I started by pulling down the ceiling
Get the structure right first
Dust and debris fell,
I wore a mask to keep from breathing it all in
The dust toxic with a touch of asbestos
I wrapped it up in the carpet that smelled of an old mans dog and threw it out

This weekend I knocked down a wall.
There were sledgehammers, crowbars, chisels, saws, hammers, electricity, falling timber and plaster, screws and nails.
I didn't even get a scratch on me.
Tonight I picked up a cardboard box and got a paper cut and it hurt like hell.
Sod's law!

Breaking down all the bad parts of the house nearly broke me
Pulling out the guts of it
Taking away all the unloved furnishings
The trappings that were there to make it a home but actually just held it back
Searching for the hidden character underneath
Everything was ***** - a building site

Looking at the beams
Wondering "would they hold?"
I needed a break

Eventually it changed
It started with the fireplace
I smashed through all the fake brickwork
Stripped the plaster
Needle gunned the paint
And there was the character
Beautiful, strong stone mullions
Aged and flawed but beautiful

I pulled up carpets and sanded floorboards
Changed the bathroom for one more in keeping
Painted, varnished, wallpapered
Added in all the things that I loved
The good memories
The hobbies
My artwork
My children's photos and toys
Filling the house with fun

I took things that were broken and made them new
Changed their form
A garage door to a bed
A smelly sofa to a garden bench
Made the broken new and beautiful
Seeing them in a new light
Making amends with the past

Talked to the kids tonight about me dating.
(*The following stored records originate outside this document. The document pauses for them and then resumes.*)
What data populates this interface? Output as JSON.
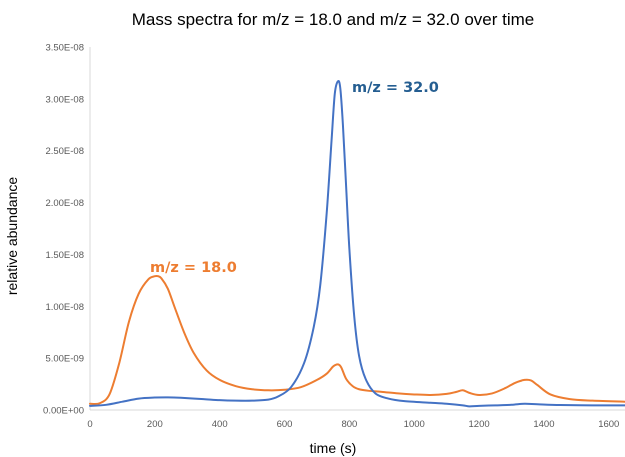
{
  "chart_data": {
    "type": "line",
    "title": "Mass spectra for m/z = 18.0 and m/z = 32.0 over time",
    "xlabel": "time (s)",
    "ylabel": "relative abundance",
    "xlim": [
      0,
      1650
    ],
    "ylim": [
      0,
      3.5e-08
    ],
    "x_ticks": [
      "0",
      "200",
      "400",
      "600",
      "800",
      "1000",
      "1200",
      "1400",
      "1600"
    ],
    "y_ticks": [
      "0.00E+00",
      "5.00E-09",
      "1.00E-08",
      "1.50E-08",
      "2.00E-08",
      "2.50E-08",
      "3.00E-08",
      "3.50E-08"
    ],
    "grid": false,
    "legend": "none",
    "annotations": [
      {
        "text": "m/z = 18.0",
        "series": 0
      },
      {
        "text": "m/z = 32.0",
        "series": 1
      }
    ],
    "series": [
      {
        "name": "m/z = 18.0",
        "color": "#ED7D31",
        "x": [
          0,
          30,
          60,
          90,
          120,
          150,
          180,
          200,
          210,
          220,
          240,
          260,
          290,
          320,
          360,
          400,
          450,
          500,
          550,
          600,
          650,
          700,
          730,
          750,
          765,
          775,
          790,
          810,
          830,
          860,
          900,
          950,
          1000,
          1050,
          1100,
          1130,
          1150,
          1170,
          1200,
          1240,
          1280,
          1310,
          1340,
          1360,
          1380,
          1420,
          1480,
          1550,
          1650
        ],
        "values": [
          6e-10,
          6.5e-10,
          1.5e-09,
          4.5e-09,
          8.5e-09,
          1.12e-08,
          1.26e-08,
          1.29e-08,
          1.29e-08,
          1.27e-08,
          1.17e-08,
          1e-08,
          7.5e-09,
          5.5e-09,
          3.8e-09,
          2.9e-09,
          2.3e-09,
          2e-09,
          1.9e-09,
          1.95e-09,
          2.2e-09,
          2.9e-09,
          3.5e-09,
          4.2e-09,
          4.4e-09,
          4.1e-09,
          3e-09,
          2.3e-09,
          2e-09,
          1.85e-09,
          1.75e-09,
          1.6e-09,
          1.5e-09,
          1.45e-09,
          1.55e-09,
          1.75e-09,
          1.9e-09,
          1.65e-09,
          1.45e-09,
          1.6e-09,
          2.1e-09,
          2.6e-09,
          2.9e-09,
          2.85e-09,
          2.4e-09,
          1.5e-09,
          1.05e-09,
          9e-10,
          8e-10
        ]
      },
      {
        "name": "m/z = 32.0",
        "color": "#4472C4",
        "x": [
          0,
          50,
          100,
          150,
          200,
          240,
          280,
          350,
          400,
          450,
          500,
          550,
          580,
          620,
          660,
          690,
          710,
          730,
          745,
          755,
          765,
          772,
          780,
          790,
          800,
          815,
          830,
          850,
          880,
          920,
          970,
          1050,
          1100,
          1150,
          1170,
          1200,
          1250,
          1300,
          1340,
          1380,
          1450,
          1550,
          1650
        ],
        "values": [
          4e-10,
          5e-10,
          8e-10,
          1.1e-09,
          1.2e-09,
          1.22e-09,
          1.18e-09,
          1.05e-09,
          9.5e-10,
          9e-10,
          9e-10,
          1e-09,
          1.3e-09,
          2.2e-09,
          4.5e-09,
          8e-09,
          1.2e-08,
          1.9e-08,
          2.6e-08,
          3.05e-08,
          3.17e-08,
          3.1e-08,
          2.75e-08,
          2.15e-08,
          1.55e-08,
          9e-09,
          5.2e-09,
          3e-09,
          1.6e-09,
          1.1e-09,
          8.5e-10,
          7e-10,
          6e-10,
          4.5e-10,
          3.5e-10,
          4e-10,
          4.5e-10,
          5e-10,
          6e-10,
          5.5e-10,
          4.8e-10,
          4.5e-10,
          4.5e-10
        ]
      }
    ]
  }
}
They were really interested and happy about it. Told them I don't want to date at the moment and Tom and Hazel both said "well, when you get your house finished Dad, girls will like that" They're so sweet. I properly love my kids

Just before Christmas, I got the carpet and the laminate down.
When the kids saw the house all done up they said this...
Hazel... I love our new house!
Tom... It's the best house in the world!
Jake... I think the reason it feels like home is because of all the work you've put into it Dad.